O ano escolar abriu oficialmente na passada sexta-feira(05) em Moçambique, milhões de meninas e meninos estão matriculados no ensino básico que é suposto ser gratuito. Mas Esmeralda e Celina, que deveriam frequentar a 5ª e 6ª classes, respectivamente, ainda não têm o dinheiro suficiente para comprarem os cadernos, os lápis, as esferográficas e as borrachas que necessitam.
Desde 2004 que as tarifas de acesso à escola primária foram abolidas em Moçambique e o Governo tem investido na produção de livros escolares que são distribuídos gratuitamente por todo o país. Contudo para um aluno poder frequentar as aulas da 1ª à 5ª classe precisa também de possuir cadernos, que custam 10 meticais cada, pelo menos um lápis de carvão e uma borracha, que custam pelo menos outros 10 meticais. Além disso o aluno é obrigado a ter o fardamento escolar que cujo preço varia dos 150 a 300 meticais.
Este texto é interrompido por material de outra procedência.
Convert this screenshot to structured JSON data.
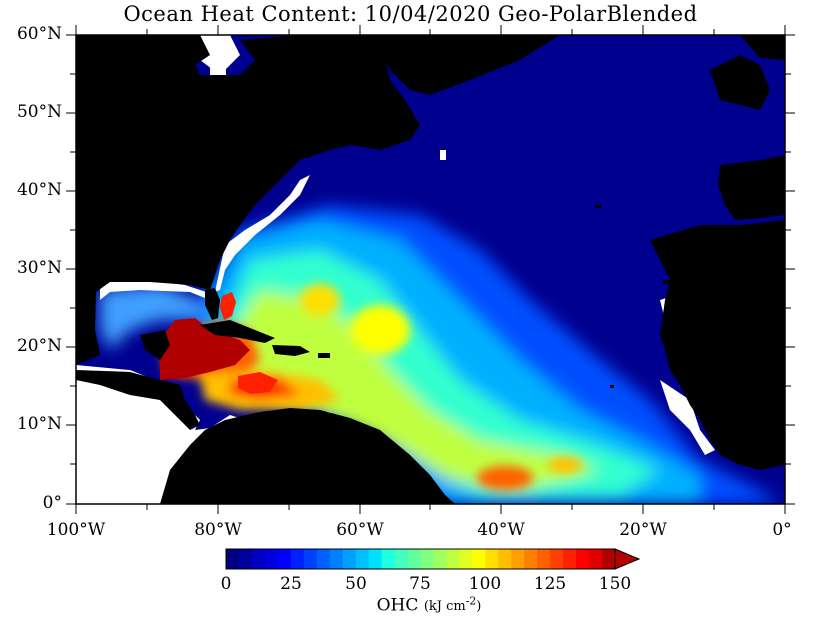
{
  "title": "Ocean Heat Content: 10/04/2020 Geo-PolarBlended",
  "lat_labels": [
    "60°N",
    "50°N",
    "40°N",
    "30°N",
    "20°N",
    "10°N",
    "0°"
  ],
  "lon_labels": [
    "100°W",
    "80°W",
    "60°W",
    "40°W",
    "20°W",
    "0°"
  ],
  "colorbar": {
    "tick_labels": [
      "0",
      "25",
      "50",
      "75",
      "100",
      "125",
      "150"
    ],
    "min": 0,
    "max": 150,
    "label_main": "OHC",
    "label_unit": "(kJ cm",
    "label_exp": "-2",
    "label_close": ")",
    "colors": [
      "#000080",
      "#00009f",
      "#0000c0",
      "#0000df",
      "#0000ff",
      "#0020ff",
      "#0040ff",
      "#0060ff",
      "#0080ff",
      "#00a0ff",
      "#00c0ff",
      "#00e0ff",
      "#20ffdf",
      "#40ffbf",
      "#60ff9f",
      "#80ff80",
      "#a0ff60",
      "#c0ff40",
      "#e0ff20",
      "#ffff00",
      "#ffdf00",
      "#ffbf00",
      "#ff9f00",
      "#ff8000",
      "#ff6000",
      "#ff4000",
      "#ff2000",
      "#ff0000",
      "#df0000",
      "#b00000"
    ]
  },
  "map_colors": {
    "ocean_deep": "#00008f",
    "land": "#000000",
    "missing": "#ffffff"
  }
}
Esmeralda Agostinho fez a 4ª classe, no ano passado, na escola primária de Naphome, no distrito de Rapale, na província de Nampula, e este ano prepara-se para frequentar a 5ª classe. Porém a tia, que é a sua encarregada de educação há dois anos, altura em que ficou orfã de pai e mãe, não tem rendimentos para que todos possam alimentar-se com dignidade todos os dias. Para adquirir o material escolar que falta a Esmeralda tem que trabalhar.
Desde a última semana de Dezembro a rapariga, de dez anos de idade, acorda bem cedo todos os dias e vai ao poço do seu bairro encher o seu bidão com água fresca. Em seguida dirige-se para o mercado local onde se senta por baixo de uma sombra e torce para que seja mais um dia de muito calor para que mais pessoas sintam sede e comprem um copo com água. Com o lucro deste pequeno negócio Esmeralda já tem assegurados 105 meticais e pouco falta para comprar o seu uniforme escolar.
Esmeralda vai ter de continuar a ser empreendedora até conseguir juntar o dinheiro que lhe falta para comprar os oito cadernos que precisa e pelo menos duas esferográficas, pelo menos para o início das aulas. A menor nem sequer se lembra que precisa também de pelo menos um par de chinelos para não caminhar descalça para as aulas.
“Crianças provenientes de famílias com menor nível de despesa têm menor acesso à educação”
Drama idêntico, para adquirir o seu material escolar e fardamento, vive Celina Andrade. Orfã de pai, Celina vive com a mãe camponesa e os irmãos, dois mais crescidos e outros dois menores que ela. A chuva que tem caído, se não danificar a residência da família cujas paredes são de adobe e o tecto é coberto com capim, é uma bênção pois rega a machamba e garante que fome não irão passar, haverá mandioca, milho e amendoim e outras hortícolas.
Celina concluiu a 5ª classe em 2015, na Escola Primária de Naphome, e prepara-se para ingressar na 6ª classe é exemplo vivo da falta de qualidade da educação em Moçambique, só para escrever as duas palavras do seu nome precisa de cerca de quatro minutos e a lê de forma muito rudimentar.
Mas a menor tem vontade de aprender e por isso também tornou-se numa empreendedora vendendo água para quem tenha sede no mercado da região, um local de aglomeração e passagem de muitos cidadãos todos os dias. Não conseguiu indicar-nos quanto tem amealhado mas pelas suas contas de cabeça falta pouco para poder comprar os cadernos, esferográfica e o fardamento da escola.
De acordo com o Inquérito ao Orçamento Familiar(IOF) de 2014/2015, produzido pelo Instituto Nacional de Estatísticas, a maioria dos moçambicanos não frequenta para além do ensino primário porque são pobres, depois do ensino primário passa a ser necessário pagar as tarifas escolares, aumentam as necessidades de materiais e até o Bilhete de Identidade, que nem 20% da população possui, passa a ser um imperativo. “(…)Crianças provenientes de famílias com menor nível de despesa têm menor acesso à educação e, consequentemente, menor possibilidade de frequentar níveis elevados de educação”, refere o IOF.
Além disso, a taxa de conclusão do ensino primário no nosso país não chega aos 50% e as raparigas são as que mais cedo deixam de ir è escola.
Há boas perspectivas para Esmeralda e Celina irem à escola este ano, mesmo que apanhem as aulas já a decorrer. Porém terão de se esforçar muito para lá continuarem pois o destino mais comum das raparigas nas zonas rurais de Moçambique é o casamento, antes de atingirem os 21 anos e com homens muito mais crescidos, com a promessa de um futuro melhor que se traduz em muitos filhos, e no abandono, perpetuando-se o ciclo da pobreza.